VMware CEO Pat Gelsinger on the Imminent (and Positive) Permeation of Technology

“Last night you had an irregularity in your heartbeat, so I’ve rescheduled your morning,” Pat Gelsinger, CEO of VMware, imagines his smart device saying. “I got you up early because I made a doctor’s appointment for you this morning. I’ve uploaded all the information into your self-driving car. I’ve also given them complete analytics of your last year of biorhythms. I’ve analyzed those against everybody who has a similar DNA type to yours and I’m preloading that information to the cardiologist who has an appointment for you at 8:30 this morning. And I’ve, of course, rerouted the car to go past Starbucks and I’ve loaded your normal drink . . . and since you’re going to the heart doctor, I made it a decaf.”

Nothing that I have described is all that unfathomable . . . even as fanciful as it might sound,” Gelsinger explained to President Michael Lindsay during today’s “Conversation with the President” event as part of the Work Ahead: Ready for 2030 initiative.

“As you think of that in the work context, I view technology as permeating every aspect of every job,” said Gelsinger. “Every one of us needs to become technologically capable regardless of the field that you’re participating in . . . so the idea of lifelong education and re-education becomes the central thesis of what the next several decades of work will look like.”

He calls it the superpower era, “where the four biggies today—cloud, mobility, AI and the edge or [the Internet of Things]—are going to cause technology become even more integrated into every aspect of your rest, your play, your education, your work, your social, your financial, your health experiences.”

And though technology is predicted to replace 600 million jobs, according to a recent “Future of Work” report by McKinsey and Company, Gelsinger is careful not to classify it as threat. Technology doesn’t replace human intelligence—it helps humans produce better results.

“How many of you would go to a financial analyst who does your taxes and have them describe to you that they do not use computers or spreadsheets to help you do your taxes?” he asked. “Would you go to them? No. In the same way, you will not go to somebody in the future who doesn’t use AI-driven radiology or other health markers or other marketing insights.”

For Gelsinger, the power of technology lies not only in predicting and producing better results, but in doing so for the betterment of others. “Technology by itself is neutral,” he explains. “Was the printing press good or bad? The same printing press can produce Playboy or produce the Bible. Is it good or bad? It’s largely neutral. It’s how we shape the technologies.

With that, Gelsinger challenged, “Which of you is going to sign up to say, ‘I’m out to educate the 300 million underprivileged children who are going to be seeking higher education?’” Because making education accessible will only be possible by online technology—“superpower”—and by a willingness to embrace it.

“Give them an education,” he says, “and that will be the greatest thing you can do to improve the quality of every human on the planet.”

Gelsinger’s talk was preceded by yesterday’s “Conversation with the President” event featuring Heather Templeton Dill, president of the John Templeton Foundation. Both events were part of Gordon’s annual conference for Christian schools around the country called NEXT: Innovations in Christian Education as part of the College’s 130th anniversary celebrations. 
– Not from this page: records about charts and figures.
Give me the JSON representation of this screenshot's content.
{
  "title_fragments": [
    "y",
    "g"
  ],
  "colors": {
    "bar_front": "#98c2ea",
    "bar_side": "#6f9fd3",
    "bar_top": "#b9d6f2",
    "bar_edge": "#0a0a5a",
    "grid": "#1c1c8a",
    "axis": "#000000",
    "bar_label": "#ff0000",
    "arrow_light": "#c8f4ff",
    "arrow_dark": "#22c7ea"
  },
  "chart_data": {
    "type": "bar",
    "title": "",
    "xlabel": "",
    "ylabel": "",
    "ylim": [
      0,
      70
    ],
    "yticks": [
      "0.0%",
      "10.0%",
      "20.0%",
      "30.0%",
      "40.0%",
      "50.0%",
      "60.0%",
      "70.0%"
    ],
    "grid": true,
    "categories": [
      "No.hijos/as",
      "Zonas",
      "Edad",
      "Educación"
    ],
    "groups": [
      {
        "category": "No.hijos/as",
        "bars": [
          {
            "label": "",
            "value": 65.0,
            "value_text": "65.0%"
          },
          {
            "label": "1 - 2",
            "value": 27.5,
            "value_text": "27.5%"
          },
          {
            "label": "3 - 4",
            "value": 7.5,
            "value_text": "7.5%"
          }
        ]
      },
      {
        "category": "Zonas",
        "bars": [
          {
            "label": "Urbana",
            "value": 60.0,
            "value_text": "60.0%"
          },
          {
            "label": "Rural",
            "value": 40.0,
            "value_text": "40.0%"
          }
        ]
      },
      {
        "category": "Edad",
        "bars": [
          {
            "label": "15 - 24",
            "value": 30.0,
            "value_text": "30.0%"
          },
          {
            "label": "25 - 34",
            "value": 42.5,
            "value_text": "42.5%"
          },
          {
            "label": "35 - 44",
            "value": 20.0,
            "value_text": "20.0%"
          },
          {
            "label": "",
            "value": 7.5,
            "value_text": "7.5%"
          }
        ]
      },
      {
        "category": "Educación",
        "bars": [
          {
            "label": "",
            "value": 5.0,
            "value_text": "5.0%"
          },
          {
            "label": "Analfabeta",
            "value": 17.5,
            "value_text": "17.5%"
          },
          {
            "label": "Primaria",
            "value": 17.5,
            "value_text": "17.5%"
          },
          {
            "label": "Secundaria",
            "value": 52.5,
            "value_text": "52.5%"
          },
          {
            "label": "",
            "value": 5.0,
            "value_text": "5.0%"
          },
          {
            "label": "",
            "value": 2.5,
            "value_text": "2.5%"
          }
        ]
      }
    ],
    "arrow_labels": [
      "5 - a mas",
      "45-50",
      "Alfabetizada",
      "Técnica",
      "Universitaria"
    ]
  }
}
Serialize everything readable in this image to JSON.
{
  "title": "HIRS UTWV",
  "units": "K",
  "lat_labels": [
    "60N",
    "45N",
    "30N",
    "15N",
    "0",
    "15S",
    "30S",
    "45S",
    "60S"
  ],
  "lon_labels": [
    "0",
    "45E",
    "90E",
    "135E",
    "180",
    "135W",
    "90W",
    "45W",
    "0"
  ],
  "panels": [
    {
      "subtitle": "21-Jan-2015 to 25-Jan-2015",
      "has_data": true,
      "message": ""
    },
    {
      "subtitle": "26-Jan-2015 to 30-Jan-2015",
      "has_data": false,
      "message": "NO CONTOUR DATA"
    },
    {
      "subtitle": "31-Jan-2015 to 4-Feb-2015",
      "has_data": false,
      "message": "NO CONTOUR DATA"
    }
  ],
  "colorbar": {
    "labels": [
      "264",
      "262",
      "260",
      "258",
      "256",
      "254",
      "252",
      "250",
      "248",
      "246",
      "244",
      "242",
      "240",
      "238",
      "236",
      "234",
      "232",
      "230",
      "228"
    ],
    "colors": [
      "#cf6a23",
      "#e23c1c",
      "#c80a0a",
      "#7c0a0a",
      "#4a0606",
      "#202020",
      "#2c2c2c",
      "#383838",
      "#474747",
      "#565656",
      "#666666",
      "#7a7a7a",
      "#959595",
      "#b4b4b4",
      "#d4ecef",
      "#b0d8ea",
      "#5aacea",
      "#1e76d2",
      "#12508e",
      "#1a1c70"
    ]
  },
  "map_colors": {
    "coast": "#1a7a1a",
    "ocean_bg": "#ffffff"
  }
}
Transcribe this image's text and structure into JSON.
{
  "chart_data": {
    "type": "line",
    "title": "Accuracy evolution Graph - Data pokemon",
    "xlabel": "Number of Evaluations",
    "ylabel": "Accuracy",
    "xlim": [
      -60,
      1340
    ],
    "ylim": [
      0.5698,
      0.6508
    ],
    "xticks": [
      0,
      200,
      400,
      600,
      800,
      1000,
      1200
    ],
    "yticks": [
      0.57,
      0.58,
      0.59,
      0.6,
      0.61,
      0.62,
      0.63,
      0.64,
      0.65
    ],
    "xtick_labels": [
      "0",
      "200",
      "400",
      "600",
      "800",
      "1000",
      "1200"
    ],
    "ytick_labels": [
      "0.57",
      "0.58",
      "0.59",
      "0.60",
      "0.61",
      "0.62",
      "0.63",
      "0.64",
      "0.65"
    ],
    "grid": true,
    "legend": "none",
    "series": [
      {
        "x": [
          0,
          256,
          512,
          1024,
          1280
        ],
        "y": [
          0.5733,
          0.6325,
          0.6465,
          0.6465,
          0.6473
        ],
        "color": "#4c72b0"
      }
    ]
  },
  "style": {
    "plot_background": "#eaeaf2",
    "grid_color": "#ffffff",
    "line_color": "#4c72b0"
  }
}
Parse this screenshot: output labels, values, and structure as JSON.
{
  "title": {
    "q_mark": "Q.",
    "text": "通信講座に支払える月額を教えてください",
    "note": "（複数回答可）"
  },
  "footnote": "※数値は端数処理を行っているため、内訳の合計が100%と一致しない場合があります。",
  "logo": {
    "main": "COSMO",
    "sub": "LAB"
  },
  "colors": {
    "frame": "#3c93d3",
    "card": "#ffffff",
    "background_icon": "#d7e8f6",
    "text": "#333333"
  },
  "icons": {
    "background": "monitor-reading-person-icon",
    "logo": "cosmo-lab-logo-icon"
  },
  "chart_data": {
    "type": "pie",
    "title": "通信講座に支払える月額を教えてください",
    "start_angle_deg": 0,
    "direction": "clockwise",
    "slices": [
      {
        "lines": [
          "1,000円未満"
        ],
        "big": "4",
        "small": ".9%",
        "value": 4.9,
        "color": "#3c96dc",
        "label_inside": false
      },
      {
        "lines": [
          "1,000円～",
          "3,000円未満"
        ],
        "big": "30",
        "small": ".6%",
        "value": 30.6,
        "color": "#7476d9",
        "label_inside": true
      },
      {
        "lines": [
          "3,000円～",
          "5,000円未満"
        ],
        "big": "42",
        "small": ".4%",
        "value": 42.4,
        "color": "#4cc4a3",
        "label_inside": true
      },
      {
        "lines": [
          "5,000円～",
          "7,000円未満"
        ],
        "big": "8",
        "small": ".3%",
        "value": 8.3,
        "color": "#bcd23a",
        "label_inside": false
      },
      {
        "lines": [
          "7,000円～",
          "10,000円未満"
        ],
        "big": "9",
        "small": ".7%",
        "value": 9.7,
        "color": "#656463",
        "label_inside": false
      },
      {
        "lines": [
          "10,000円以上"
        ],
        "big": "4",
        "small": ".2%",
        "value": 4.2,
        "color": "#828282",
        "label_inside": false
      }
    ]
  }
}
VMware is a global leader in cloud infrastructure and digital workspace technology. With almost 40 years of experience in the tech industry, Gelsinger has doubled the size of the company during his tenure. He was recently ranked best CEO in America by Glassdoor’s annual survey and has written a book on how he has managed to balance faith, family and work entitled The Juggling Act. Five years ago, Gordon College awarded him the George F. Bennett Leadership Award during an event at the Museum of Science in Boston, and Gelsinger has been a gracious sponsor of the College’s Computer Science Practicum and internship program in San Francisco Bay.